Üstelik her ağzını açan, protestocuların sayısının azlığından dem vuruyor... Bir avuçlarmış.
E o zaman bu korkunuzun, telaşınızın, hatta süslü sıfatlar alıp savunduğunuzu söylediğiniz değerleri bir süreliğine askıya almanızın sebebi ne?
84 milyon aynı şeyi düşünmek, söylemek zorunda mı?
Baksanıza, gösteriye nasıl izin verildi diye valiliğe sitem eden "solcu" Evrensel gazetesinin yazarı ile "Ya alana maskesiz girerlerse" diye söylenen "liberaller", "İslamcılar" birlikte saf tutuyor.

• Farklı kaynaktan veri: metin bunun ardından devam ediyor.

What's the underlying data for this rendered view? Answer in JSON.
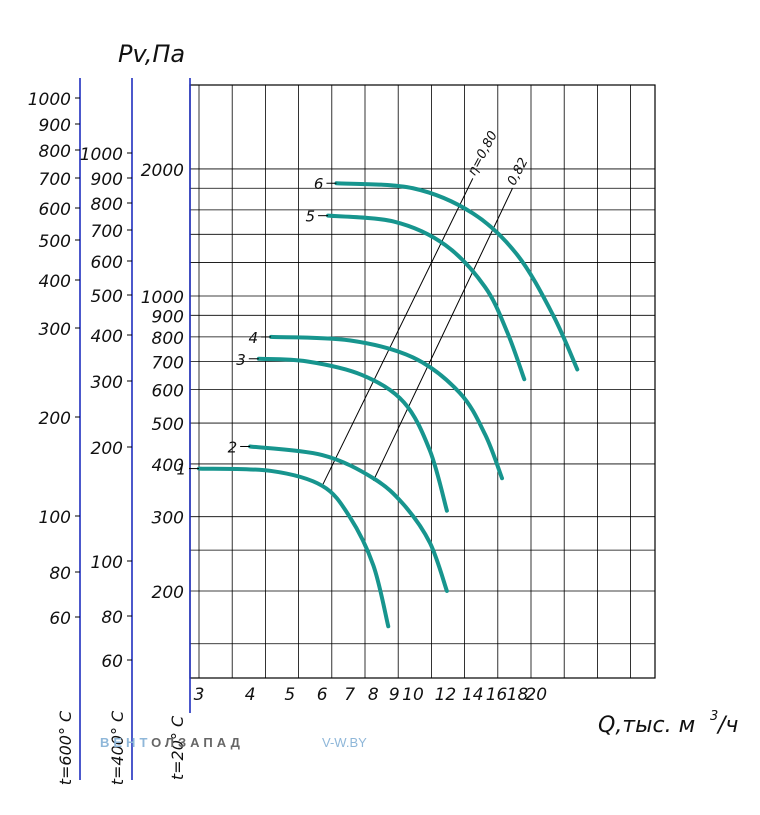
{
  "chart_data": {
    "type": "line",
    "ylabel": "Pv,Па",
    "xlabel": "Q,тыс. м³/ч",
    "x_axis": {
      "scale": "log",
      "range": [
        3,
        30
      ],
      "ticks": [
        3,
        4,
        5,
        6,
        7,
        8,
        9,
        10,
        12,
        14,
        16,
        18,
        20
      ],
      "tick_labels": [
        "3",
        "4",
        "5",
        "6",
        "7",
        "8",
        "9",
        "10",
        "12",
        "14",
        "16",
        "18",
        "20"
      ],
      "unit_label": "Q,тыс. м",
      "unit_sup": "3",
      "unit_tail": "/ч"
    },
    "y_axes": [
      {
        "name": "t=20° C",
        "scale": "log",
        "ticks": [
          200,
          300,
          400,
          500,
          600,
          700,
          800,
          900,
          1000,
          2000
        ],
        "tick_labels": [
          "200",
          "300",
          "400",
          "500",
          "600",
          "700",
          "800",
          "900",
          "1000",
          "2000"
        ]
      },
      {
        "name": "t=400° C",
        "scale": "log",
        "ticks": [
          60,
          80,
          100,
          200,
          300,
          400,
          500,
          600,
          700,
          800,
          900,
          1000
        ],
        "tick_labels": [
          "60",
          "80",
          "100",
          "200",
          "300",
          "400",
          "500",
          "600",
          "700",
          "800",
          "900",
          "1000"
        ]
      },
      {
        "name": "t=600° C",
        "scale": "log",
        "ticks": [
          60,
          80,
          100,
          200,
          300,
          400,
          500,
          600,
          700,
          800,
          900,
          1000
        ],
        "tick_labels": [
          "60",
          "80",
          "100",
          "200",
          "300",
          "400",
          "500",
          "600",
          "700",
          "800",
          "900",
          "1000"
        ]
      }
    ],
    "grid": true,
    "series": [
      {
        "name": "1",
        "points": [
          [
            3,
            390
          ],
          [
            4.5,
            385
          ],
          [
            6,
            355
          ],
          [
            7,
            300
          ],
          [
            8,
            230
          ],
          [
            8.7,
            165
          ]
        ]
      },
      {
        "name": "2",
        "points": [
          [
            4,
            440
          ],
          [
            6,
            420
          ],
          [
            8,
            370
          ],
          [
            9.5,
            320
          ],
          [
            11,
            260
          ],
          [
            12.1,
            200
          ]
        ]
      },
      {
        "name": "3",
        "points": [
          [
            4.2,
            710
          ],
          [
            5.5,
            700
          ],
          [
            7.5,
            650
          ],
          [
            9.5,
            560
          ],
          [
            11,
            430
          ],
          [
            12.1,
            310
          ]
        ]
      },
      {
        "name": "4",
        "points": [
          [
            4.5,
            800
          ],
          [
            7,
            785
          ],
          [
            10,
            715
          ],
          [
            13,
            590
          ],
          [
            15,
            470
          ],
          [
            16.5,
            370
          ]
        ]
      },
      {
        "name": "5",
        "points": [
          [
            6.2,
            1550
          ],
          [
            9,
            1500
          ],
          [
            12,
            1320
          ],
          [
            15,
            1050
          ],
          [
            17,
            820
          ],
          [
            18.7,
            635
          ]
        ]
      },
      {
        "name": "6",
        "points": [
          [
            6.5,
            1850
          ],
          [
            10,
            1800
          ],
          [
            14,
            1570
          ],
          [
            18,
            1250
          ],
          [
            22,
            900
          ],
          [
            25.2,
            670
          ]
        ]
      }
    ],
    "efficiency_lines": [
      {
        "label": "η=0,80",
        "points": [
          [
            6,
            355
          ],
          [
            14,
            1900
          ]
        ]
      },
      {
        "label": "0,82",
        "points": [
          [
            8,
            365
          ],
          [
            17.5,
            1800
          ]
        ]
      }
    ]
  },
  "watermark": {
    "brand_a": "ВЕНТ",
    "brand_b": "ОЛЗАПАД",
    "site": "V-W.BY"
  },
  "colors": {
    "curve": "#17958e",
    "grid": "#000000",
    "axis": "#1f2fbf"
  }
}
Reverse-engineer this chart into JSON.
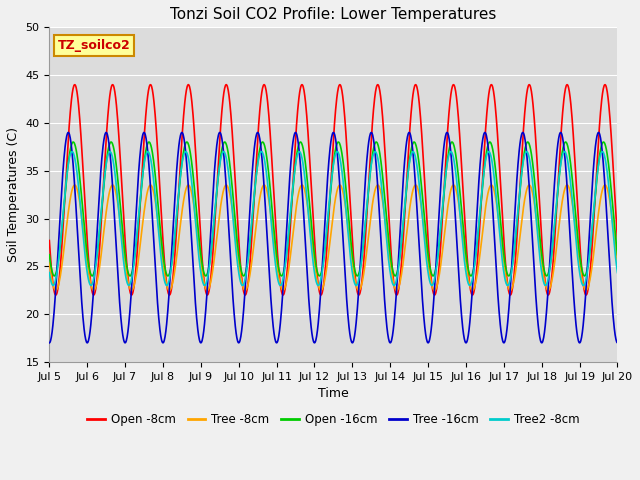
{
  "title": "Tonzi Soil CO2 Profile: Lower Temperatures",
  "xlabel": "Time",
  "ylabel": "Soil Temperatures (C)",
  "ylim": [
    15,
    50
  ],
  "yticks": [
    15,
    20,
    25,
    30,
    35,
    40,
    45,
    50
  ],
  "plot_bg_color": "#dcdcdc",
  "fig_bg_color": "#f0f0f0",
  "grid_color": "#ffffff",
  "series": [
    {
      "label": "Open -8cm",
      "color": "#ff0000"
    },
    {
      "label": "Tree -8cm",
      "color": "#ffa500"
    },
    {
      "label": "Open -16cm",
      "color": "#00cc00"
    },
    {
      "label": "Tree -16cm",
      "color": "#0000cc"
    },
    {
      "label": "Tree2 -8cm",
      "color": "#00cccc"
    }
  ],
  "annotation_text": "TZ_soilco2",
  "annotation_bg": "#ffff99",
  "annotation_border": "#cc8800",
  "n_points": 1440,
  "x_start": 5.0,
  "x_end": 20.0,
  "xtick_labels": [
    "Jul 5",
    "Jul 6",
    "Jul 7",
    "Jul 8",
    "Jul 9",
    "Jul 10",
    "Jul 11",
    "Jul 12",
    "Jul 13",
    "Jul 14",
    "Jul 15",
    "Jul 16",
    "Jul 17",
    "Jul 18",
    "Jul 19",
    "Jul 20"
  ],
  "xtick_positions": [
    5,
    6,
    7,
    8,
    9,
    10,
    11,
    12,
    13,
    14,
    15,
    16,
    17,
    18,
    19,
    20
  ],
  "title_fontsize": 11,
  "label_fontsize": 9,
  "tick_fontsize": 8,
  "legend_fontsize": 8.5
}
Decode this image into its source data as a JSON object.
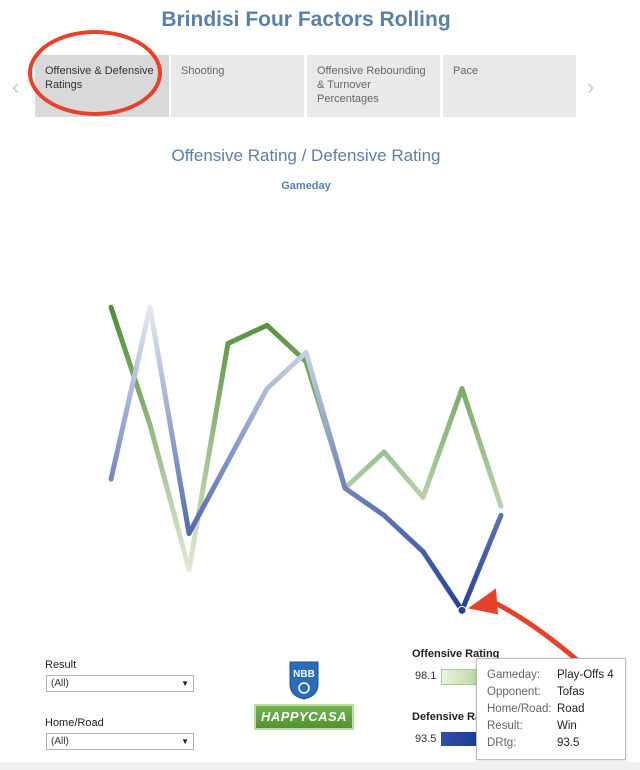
{
  "page_title": "Brindisi Four Factors Rolling",
  "tabs": [
    {
      "label": "Offensive & Defensive Ratings",
      "active": true
    },
    {
      "label": "Shooting",
      "active": false
    },
    {
      "label": "Offensive Rebounding & Turnover Percentages",
      "active": false
    },
    {
      "label": "Pace",
      "active": false
    }
  ],
  "nav": {
    "prev_icon": "chevron-left-icon",
    "next_icon": "chevron-right-icon"
  },
  "chart_data": {
    "type": "line",
    "title": "Offensive Rating / Defensive Rating",
    "xlabel": "Gameday",
    "ylabel": "",
    "grid": false,
    "x": [
      1,
      2,
      3,
      4,
      5,
      6,
      7,
      8,
      9,
      10,
      11
    ],
    "series": [
      {
        "name": "Offensive Rating",
        "values": [
          127,
          114,
          98,
          123,
          125,
          121,
          107,
          111,
          106,
          118,
          105
        ]
      },
      {
        "name": "Defensive Rating",
        "values": [
          108,
          127,
          102,
          110,
          118,
          122,
          107,
          104,
          100,
          93.5,
          104
        ]
      }
    ],
    "ylim": [
      90,
      132
    ],
    "colors": {
      "offense_high": "#4f8e36",
      "offense_low": "#dfe9d5",
      "defense_high": "#233f99",
      "defense_low": "#e3e8f1"
    }
  },
  "filters": {
    "result": {
      "label": "Result",
      "value": "(All)"
    },
    "home_road": {
      "label": "Home/Road",
      "value": "(All)"
    }
  },
  "logos": {
    "nbb": "NBB",
    "happycasa": "HAPPYCASA"
  },
  "legend": {
    "offensive": {
      "title": "Offensive Rating",
      "value": "98.1"
    },
    "defensive": {
      "title": "Defensive Rating",
      "value": "93.5"
    }
  },
  "tooltip": {
    "rows": [
      {
        "key": "Gameday:",
        "value": "Play-Offs 4"
      },
      {
        "key": "Opponent:",
        "value": "Tofas"
      },
      {
        "key": "Home/Road:",
        "value": "Road"
      },
      {
        "key": "Result:",
        "value": "Win"
      },
      {
        "key": "DRtg:",
        "value": "93.5"
      }
    ]
  },
  "annotation_color": "#e8412b"
}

Düşünebiliyor musunuz... Medyada fikir ve ifade özgürlüğü denetimini kendine iş edinmiş "ebedi ombudsman" Faruk Bildirici bile mesleki itibarına jilet atmakta bir beis görmüyor...
Muhalefet ve hükümet yandaşı medyanın ortak karar almış gibi bu miting haberini görmemesini sorgulayacağına, Hürriyet'e mitingin haberini nasıl verirsiniz diye yükleniyor.
Yayın Yönetmeni Ahmet Hakan da haberi görmenin sebebini izah etmek gibi, gazeteci için utanç verici bir hamle yapıyor...
Haberi "Kafa bulmak için" yaptık diyor.
Aman ne komik!
Kendisiyle dalga geçen okur da gül gül ölmüştür kesin.
Tamam, kabul... Kriz anlarında resmi ideolojinin sözcülüğüne soyunmak, güçlünün, çoğunluğun yanında yer almak, toplumsal histeriyi körüklemek Hürriyet'in genlerinde var.
Ama o rezil dönemlerde gazeteyi yöneten Ertuğrul Özkök bile "411 el kaosa kalktı" manşetinden tut da Ahmet Kaya için attığı "Vay şerefsiz" başlığına kadar her işinin arkasında...
Onun kadar bile olamadın Ahmet.Gazeteni de, yönettiğin ekibini de rezil ettin...
Duyamadım, bu da unutulur mu diyorsun?
Haklısın, unutulur.
Benim merak ettiğim, sen nasıl unutabiliyorsun?